Efendiler, Cemal Paşa 9 Teşrinievvel tarihli bir şifre ile, Heyet-i Temsiliye ile yakından temas etmek üzere, Bahriye Nâzırı Salih Paşa’nın hareketinin tensîb edilmekte olduğunu bildirdi. Fakat Salih Paşa, biraz rahatsız olduğu için mahall-i mülâkatın mümkün mertebe yakın olması ve İstanbul’dan bahren hareketinin münasip teemmül edildiği tasrih edildikten sonra Heyet-i Temsiliye’den kimlerle ve nerede mülâkatları tasavvur olunduğunu sordu.

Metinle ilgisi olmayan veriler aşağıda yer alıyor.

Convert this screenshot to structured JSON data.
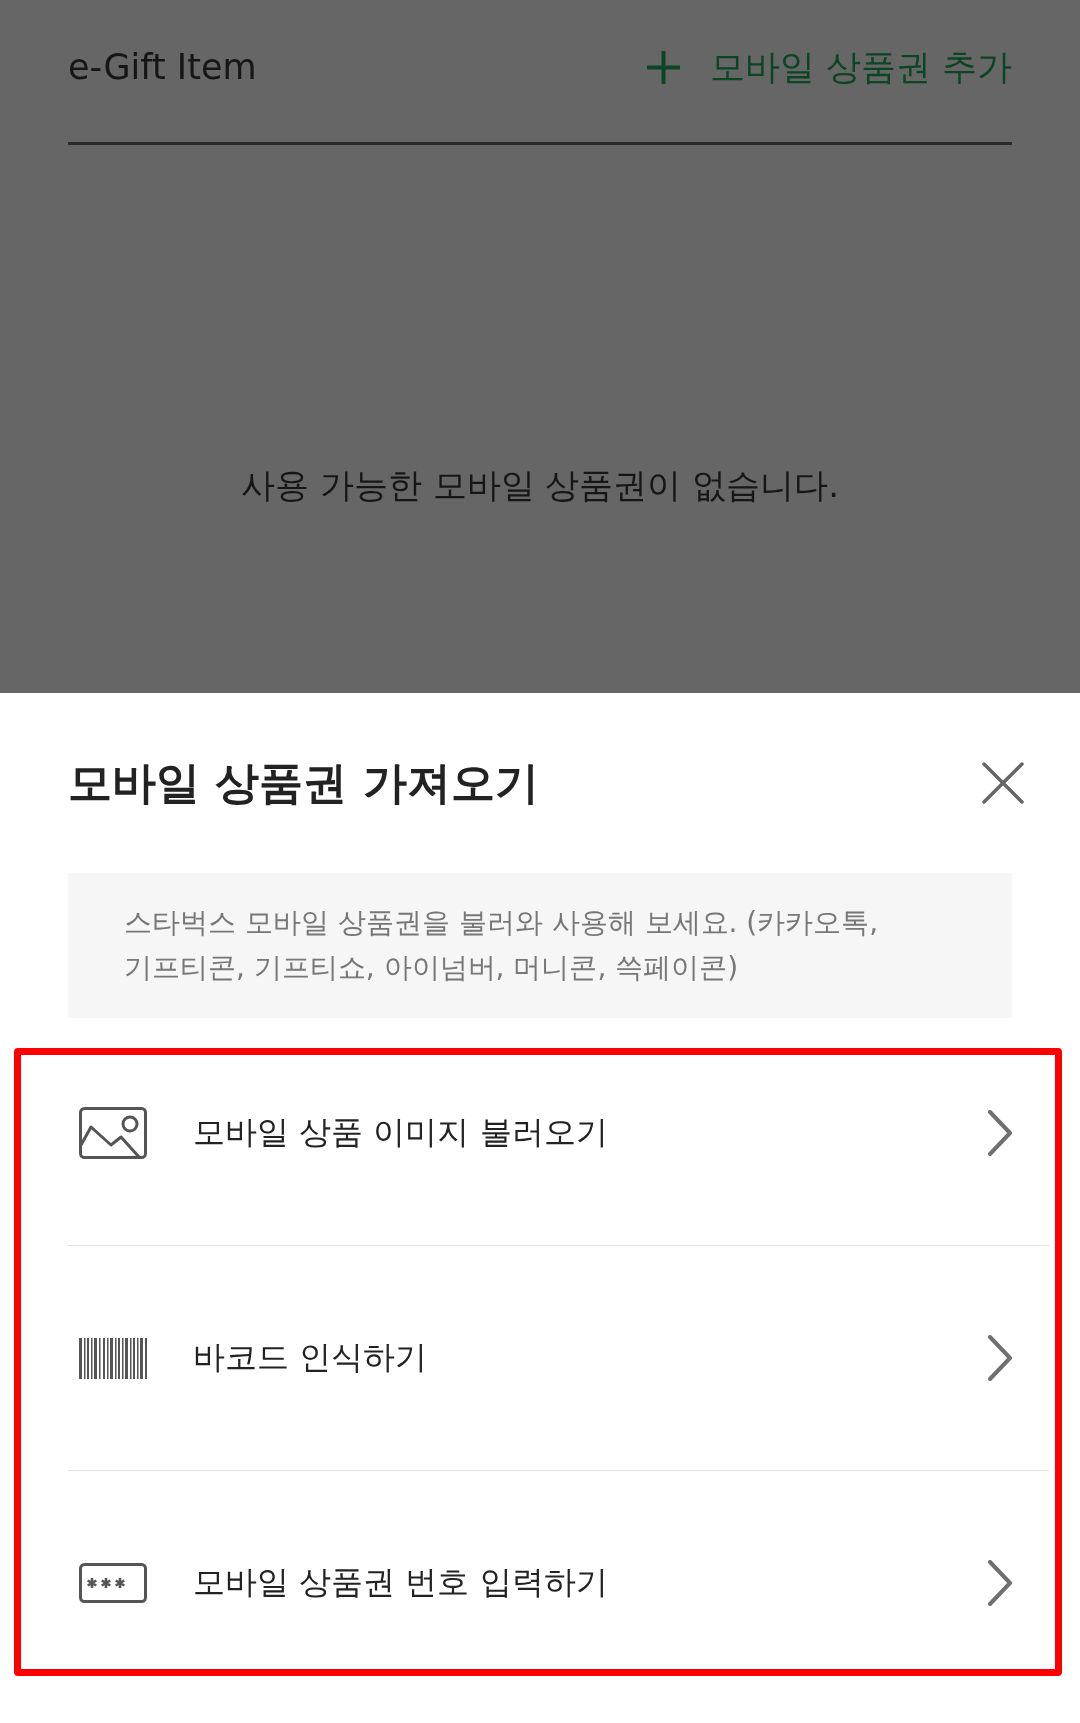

10 Teşrinievvel’de verdiğimiz cevapta, mahall-i mülâkat olarak Amasya’yı tespit ettik. Görüşmek üzere, Heyet-i Temsiliye’den benimle beraber Rauf ve Bekir Sami Beyler gidecekti. Bunu da bildirdik. Salih Paşa’nın İstanbul’dan hangi gün hareket edeceğinin ve Amasya’ya hangi gün vâsıl olabileceğinin vakt ü zamanıyla iş’ârını ricâ ettik.

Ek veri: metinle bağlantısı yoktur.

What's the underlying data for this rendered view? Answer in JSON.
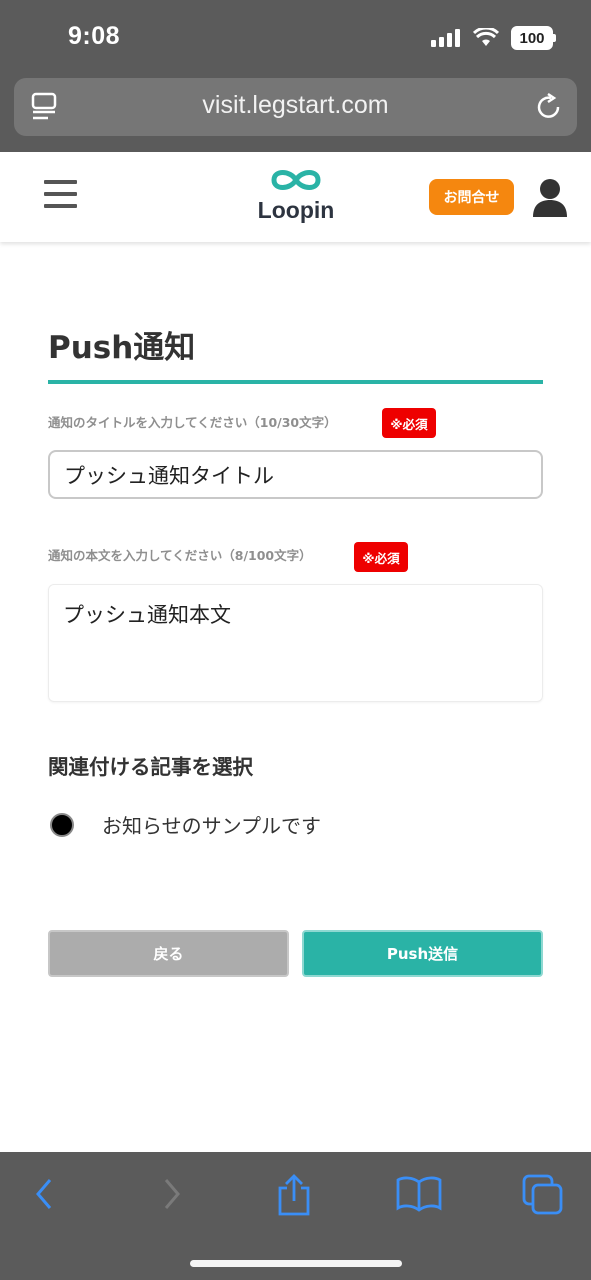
{
  "status_bar": {
    "time": "9:08",
    "battery": "100"
  },
  "browser": {
    "url": "visit.legstart.com"
  },
  "header": {
    "logo_text": "Loopin",
    "contact_label": "お問合せ"
  },
  "main": {
    "title": "Push通知",
    "title_field": {
      "label": "通知のタイトルを入力してください（10/30文字）",
      "required": "※必須",
      "value": "プッシュ通知タイトル"
    },
    "body_field": {
      "label": "通知の本文を入力してください（8/100文字）",
      "required": "※必須",
      "value": "プッシュ通知本文"
    },
    "article_section": {
      "heading": "関連付ける記事を選択",
      "option_label": "お知らせのサンプルです"
    },
    "buttons": {
      "back": "戻る",
      "push": "Push送信"
    }
  },
  "colors": {
    "accent": "#2ab3a6",
    "contact": "#f5870f",
    "required": "#ee0000",
    "chrome": "#5b5b5b",
    "toolbar_icons": "#3a8ef6"
  }
}
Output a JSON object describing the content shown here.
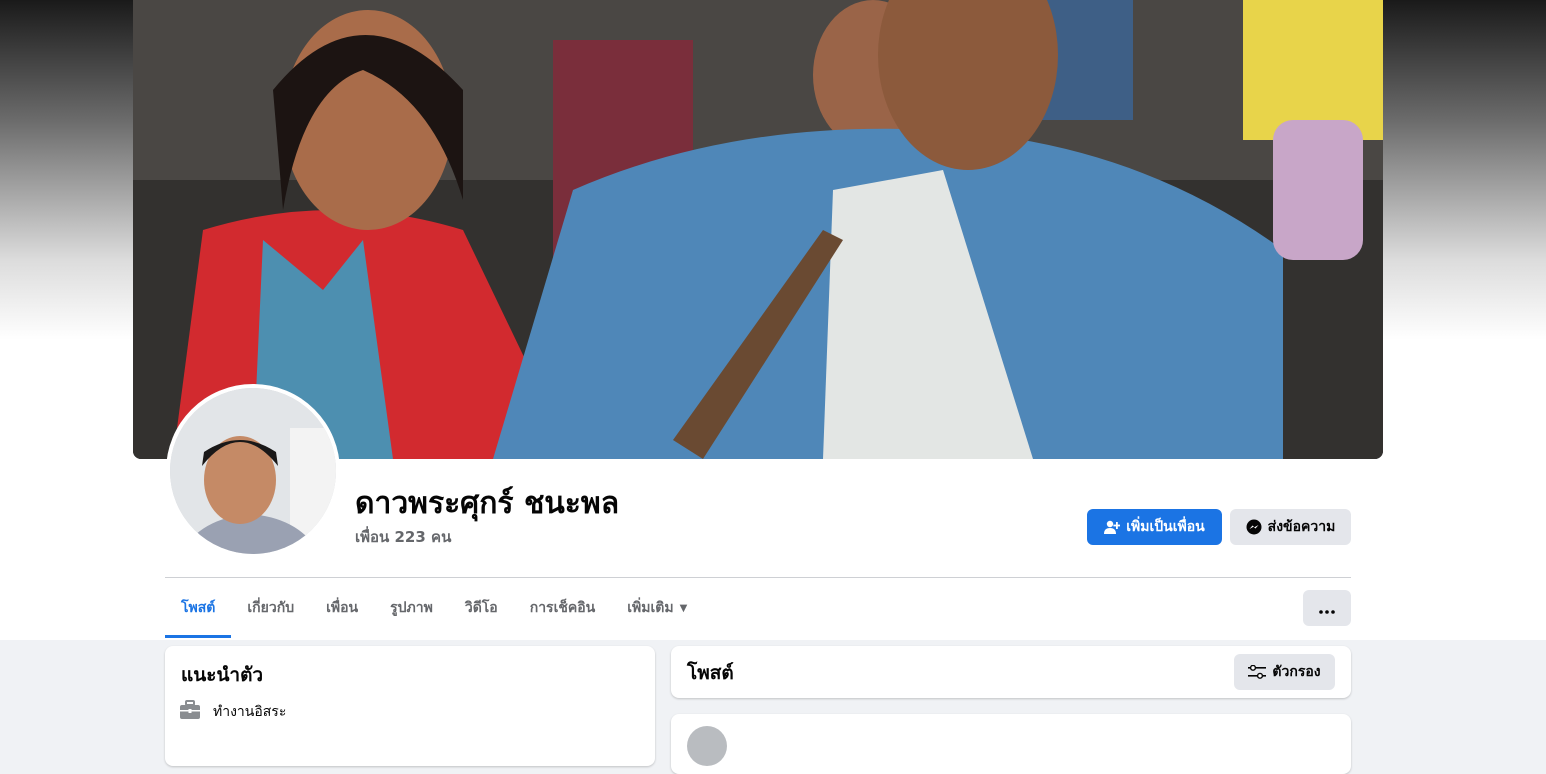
{
  "profile": {
    "name": "ดาวพระศุกร์ ชนะพล",
    "friends": "เพื่อน 223 คน"
  },
  "actions": {
    "add_friend": "เพิ่มเป็นเพื่อน",
    "message": "ส่งข้อความ"
  },
  "tabs": [
    {
      "label": "โพสต์",
      "active": true
    },
    {
      "label": "เกี่ยวกับ"
    },
    {
      "label": "เพื่อน"
    },
    {
      "label": "รูปภาพ"
    },
    {
      "label": "วิดีโอ"
    },
    {
      "label": "การเช็คอิน"
    },
    {
      "label": "เพิ่มเติม"
    }
  ],
  "intro": {
    "title": "แนะนำตัว",
    "work": "ทำงานอิสระ"
  },
  "posts": {
    "title": "โพสต์",
    "filter": "ตัวกรอง"
  },
  "colors": {
    "primary": "#1b74e4",
    "background": "#f0f2f5",
    "secondary_button": "#e4e6eb"
  }
}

Efendiler, memleketin her tarafında, teşkilât-ı milliyenin tevsi ve tarsîni faaliyetine devam ediyorduk. Aynı zamanda mebusan intihâbını temîn ve tesrî’e çalışıyor ve bu husustaki nokta-i nazarlarımızı da icap edenlere iblâğ ediyor ve bazı zevâtı tavsiye dahi ediyorduk. Ancak Cemiyet namına namzet vaz’ etmemeyi prensip kabul etmekle beraber, mebus olmak teşebbüsünde bulunanların, Anadolu ve Rumeli Müdafaa-i Hukuk Cemiyeti esaslarını ve mukarrerâtını hüsn-i kabul etmiş zevâttan olmasını pek ziyade arzu ediyor ve bu gibi zevâtın, kendiliklerinden Cemiyet namına namzetliklerini vaz’ etmeleri lüzumunu da ilân ediyorduk.
11 Teşrinievvel 335 tarihinde, bu arz ettiğim hususâta dair yeniden bazı emirler verdik (Vesika: 147, 148, 149).
Âmâl-i milliyeye hâdim memurlar birer suretle nakil ve tahvil olunmak, âmâl-i milliyeye muhalefetlerinden dolayı, millet tarafından kovulan memurların sıfat-ı memuriyetlerini muhafazada devam olunmak yüzünden bazı yerlerden, yeni kabine ile mana-yı itilâfımız anlaşılamadığı tarzında tâ’rîzler gelmeye başladı.
Bu hususu, 11 Teşrinievvel’de Cemal Paşa’ya yazarak, Kabine’nin nazar-ı dikkatini celp etmek istedik.